How can I work on several features at once? So long as they don't have dependencies on one another, this is usually as easy as adding “in a worktree” to the initial Ailly research prompt. Or if you want to later move because you started working on a second feature that could conflict, just ask it. This actually isn't anything specific to Ailly, this works on pretty much any coding agent and model as of June 2026. But Ailly is (generally) clever enough to match “Ailly, continue on ” to the correct work tree.

My feature is very simple, do I really need to babysit it? No, but if you're wrong your mileage may vary ;) At any point, you can say “Ailly, complete this using a quick loop” and it'll do its best to get it all done. If it's truly simple and has no ambiguity, you should be green. But it will hallucinate answers to thing it would otherwise ask you, so hopefully there's enough context to hallucinate the right answer.
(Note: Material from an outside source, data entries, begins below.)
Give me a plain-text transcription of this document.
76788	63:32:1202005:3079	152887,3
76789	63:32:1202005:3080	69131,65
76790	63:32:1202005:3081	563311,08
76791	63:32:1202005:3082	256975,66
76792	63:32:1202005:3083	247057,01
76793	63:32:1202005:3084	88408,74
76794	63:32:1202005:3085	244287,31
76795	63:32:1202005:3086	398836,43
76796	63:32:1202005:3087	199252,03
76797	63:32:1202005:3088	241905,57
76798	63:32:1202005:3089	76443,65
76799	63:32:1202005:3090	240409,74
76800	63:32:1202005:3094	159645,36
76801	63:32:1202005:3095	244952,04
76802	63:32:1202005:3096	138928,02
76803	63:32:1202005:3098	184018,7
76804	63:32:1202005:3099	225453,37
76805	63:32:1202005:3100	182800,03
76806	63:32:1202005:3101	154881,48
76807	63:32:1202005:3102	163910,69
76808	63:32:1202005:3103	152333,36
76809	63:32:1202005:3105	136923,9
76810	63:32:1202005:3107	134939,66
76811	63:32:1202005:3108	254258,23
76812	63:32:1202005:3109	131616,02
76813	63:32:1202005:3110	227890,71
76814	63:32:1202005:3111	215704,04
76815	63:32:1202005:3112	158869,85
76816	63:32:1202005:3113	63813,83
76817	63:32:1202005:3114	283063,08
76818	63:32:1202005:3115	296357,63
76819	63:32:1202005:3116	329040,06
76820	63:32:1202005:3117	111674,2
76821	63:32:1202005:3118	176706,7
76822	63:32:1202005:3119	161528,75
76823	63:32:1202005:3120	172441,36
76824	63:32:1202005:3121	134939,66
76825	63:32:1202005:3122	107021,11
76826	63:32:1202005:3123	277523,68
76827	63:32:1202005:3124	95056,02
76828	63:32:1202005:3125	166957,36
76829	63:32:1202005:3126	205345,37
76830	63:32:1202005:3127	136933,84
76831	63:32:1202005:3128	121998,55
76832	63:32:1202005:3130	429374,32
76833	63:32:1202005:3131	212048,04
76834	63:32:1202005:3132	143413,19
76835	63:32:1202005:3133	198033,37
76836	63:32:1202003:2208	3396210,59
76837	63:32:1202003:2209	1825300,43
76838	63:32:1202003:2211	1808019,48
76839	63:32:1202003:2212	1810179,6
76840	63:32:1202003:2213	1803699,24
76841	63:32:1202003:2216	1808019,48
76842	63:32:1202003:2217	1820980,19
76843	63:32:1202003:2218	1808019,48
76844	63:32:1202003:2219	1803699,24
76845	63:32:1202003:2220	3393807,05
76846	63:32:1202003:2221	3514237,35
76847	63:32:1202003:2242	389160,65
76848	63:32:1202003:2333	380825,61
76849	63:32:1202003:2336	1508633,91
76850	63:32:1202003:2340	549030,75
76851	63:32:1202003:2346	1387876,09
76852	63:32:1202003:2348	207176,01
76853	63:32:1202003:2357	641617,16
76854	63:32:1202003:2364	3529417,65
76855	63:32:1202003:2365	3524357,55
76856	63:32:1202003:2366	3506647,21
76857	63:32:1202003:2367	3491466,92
My feature is very complex, I don't want to babysit Ailly and I just want to vibe code the next million dollar idea! Ok. You'll spend a lot of tokens! Pick an agent and model with Workflows. In your prompt, tell it your great idea, and tell it to write a workflow that drives Ailly to finishing it. Any questions Ailly would ask you, the managing workflow agent should answer instead. (But it should use Ailly to do secondary research for those…) Depending on the capabilities of your model (Hello, Fable), you might get away with telling it to run several Ailly sessions itself. Maybe tell the coordinator to run an Ailly workflow where each step of the plan is actually starting an agent to run another Ailly workflow!? Hello, Gas City!

Ailly keeps running the wrong command to test my project. What should I do? Ailly comes with a specialized “initialize” skill that specifically walks through deciding and verifying a project framework (currently optimized for Cargo Rust, Node TypeScript, and UV Python, but it should be straightforward to add more).
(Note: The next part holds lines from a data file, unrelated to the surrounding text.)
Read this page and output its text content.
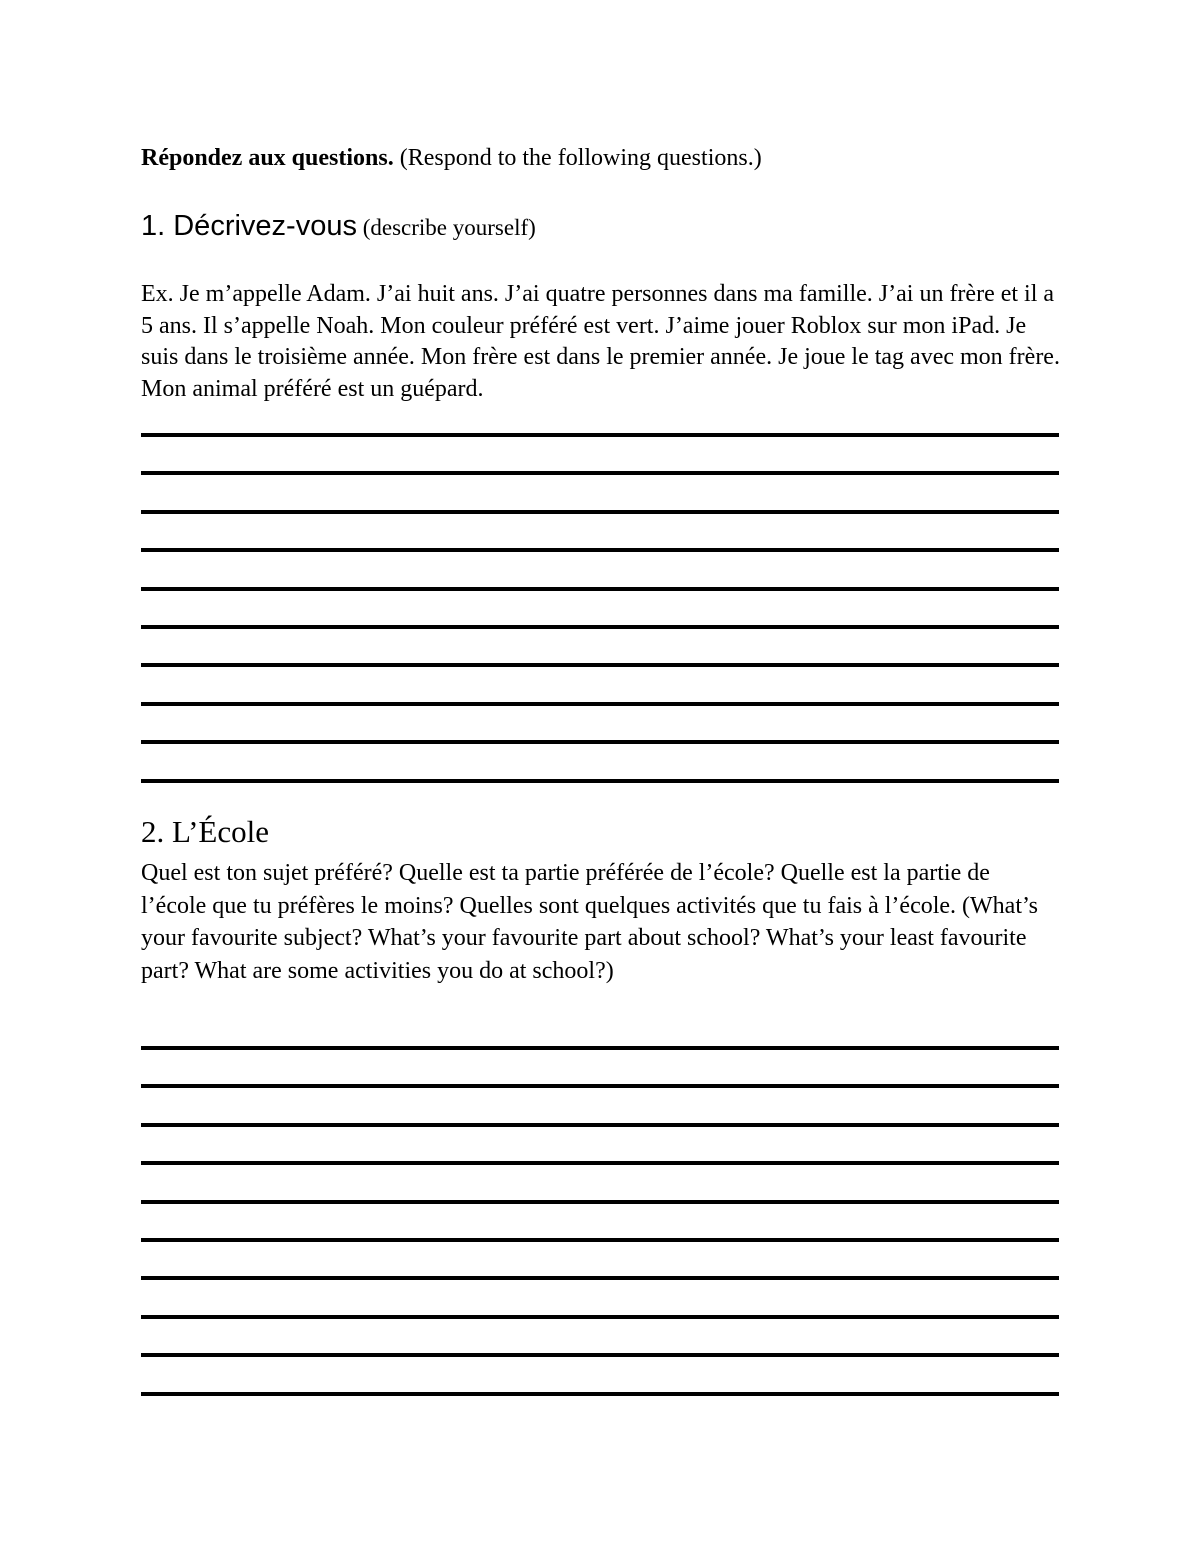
Répondez aux questions. (Respond to the following questions.)
1. Décrivez-vous (describe yourself)
Ex. Je m’appelle Adam. J’ai huit ans. J’ai quatre personnes dans ma famille. J’ai un frère et il a 5 ans. Il s’appelle Noah. Mon couleur préféré est vert. J’aime jouer Roblox sur mon iPad. Je suis dans le troisième année. Mon frère est dans le premier année. Je joue le tag avec mon frère. Mon animal préféré est un guépard.
2. L’École
Quel est ton sujet préféré? Quelle est ta partie préférée de l’école? Quelle est la partie de l’école que tu préfères le moins? Quelles sont quelques activités que tu fais à l’école. (What’s your favourite subject? What’s your favourite part about school? What’s your least favourite part? What are some activities you do at school?)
Ailly has dozens of skills across half a dozen skill sets! Why so many!? Yep. Skills work best when they're focused and targeted. “Ailly” described here is mainly the developer skills. There's also general which tries to give Ailly a more professional tone when asking questions and writing, patterns which documents a number of coding “best practices” that generally don’t get too much disagreement and anyway they make the code better in my opinion, and domain and voices which are somewhat more experimental and can be skipped.

Ailly Quickstart

Task	Prompt
Install Ailly	https://github.com/davidsouther/domain-driven-design
Start on a task	Ailly, start work on (or research) <describe the task or topic>.
Start on a task in isolation	Ailly, in a worktree start work on <describe the task>.
Continue the next phase	Ailly, continue (or design or plan or build of implement or clean up) <task slug>.
Finish a task without intervention	Ailly, finish <task slug or description > with a quick loop.
Do work that requires a longer description	Write the task in a file `.ailly/prompts/[topic]`. Then in the Chat, “Run `.ailly/prompts/[topic]`.”
Learn more about what Ailly can do	Try it, and ask it. Prompts like "If I tell Ailly to use .agent instead of .ailly for its files, will it respect that?" The agent will often read the source of the Ailly skill and provide an appropriate answer.